The recent crash in dot.com companies world-wide is having a dramatic effect on commercial property take-up. And it’s not going to get better.
In the US, one in ten companies succeeds, while nine in ten fail, predicts Kei Matsuda, senior vice president of economic research at Union Bank of California.
“It's a bit of a stretch to say that they'll all fail in the next 10 months, but I'd place what few dollars I have left on the bet that 80% of them will fail in the next 3-5 years.
And in an ominous sign for this Internet boomtown, the authors of a new study project that about 80% of the remaining dot-com companies in the Bay area will collapse in the next year, wiping out some 30,000 jobs.
The report by real-estate services concern Cushman & Wakefield Inc., of New York, and Rosen Consulting Group bases its projections for dot-com closures in part on a review of the current and projected earnings of a sampling of 150 publicly traded Internet companies.
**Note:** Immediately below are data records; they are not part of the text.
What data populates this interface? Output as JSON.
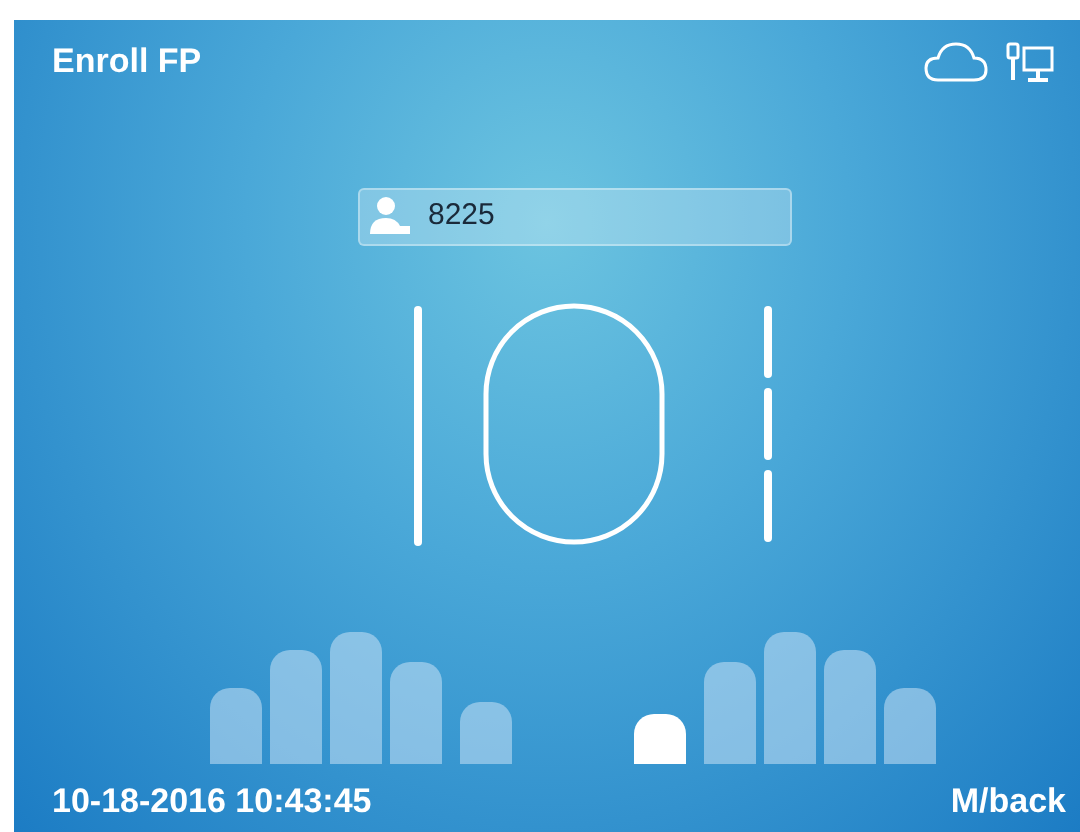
{
  "header": {
    "title": "Enroll FP"
  },
  "user_id": {
    "value": "8225"
  },
  "fingers": [
    {
      "selected": false
    },
    {
      "selected": false
    },
    {
      "selected": false
    },
    {
      "selected": false
    },
    {
      "selected": false
    },
    {
      "selected": true
    },
    {
      "selected": false
    },
    {
      "selected": false
    },
    {
      "selected": false
    },
    {
      "selected": false
    }
  ],
  "footer": {
    "datetime": "10-18-2016 10:43:45",
    "back_hint": "M/back"
  }
}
The study, which focuses primarily on how commercial real estate will be affected by the technology shake-out, estimates that Internet-related companies will give up another four million square feet of real estate in the next year, a huge amount of office space.
At the peak last summer, prices paid for office property hit a high of slightly more than $500 a square foot. Rents rose even faster, as vacancy rates shrank to near zero in many areas, largely because of space-hungry Internet companies.
While the report is bad news for landlords, some suggest the overall San Francisco economy will remain stable as more traditional service industries have been adding jobs.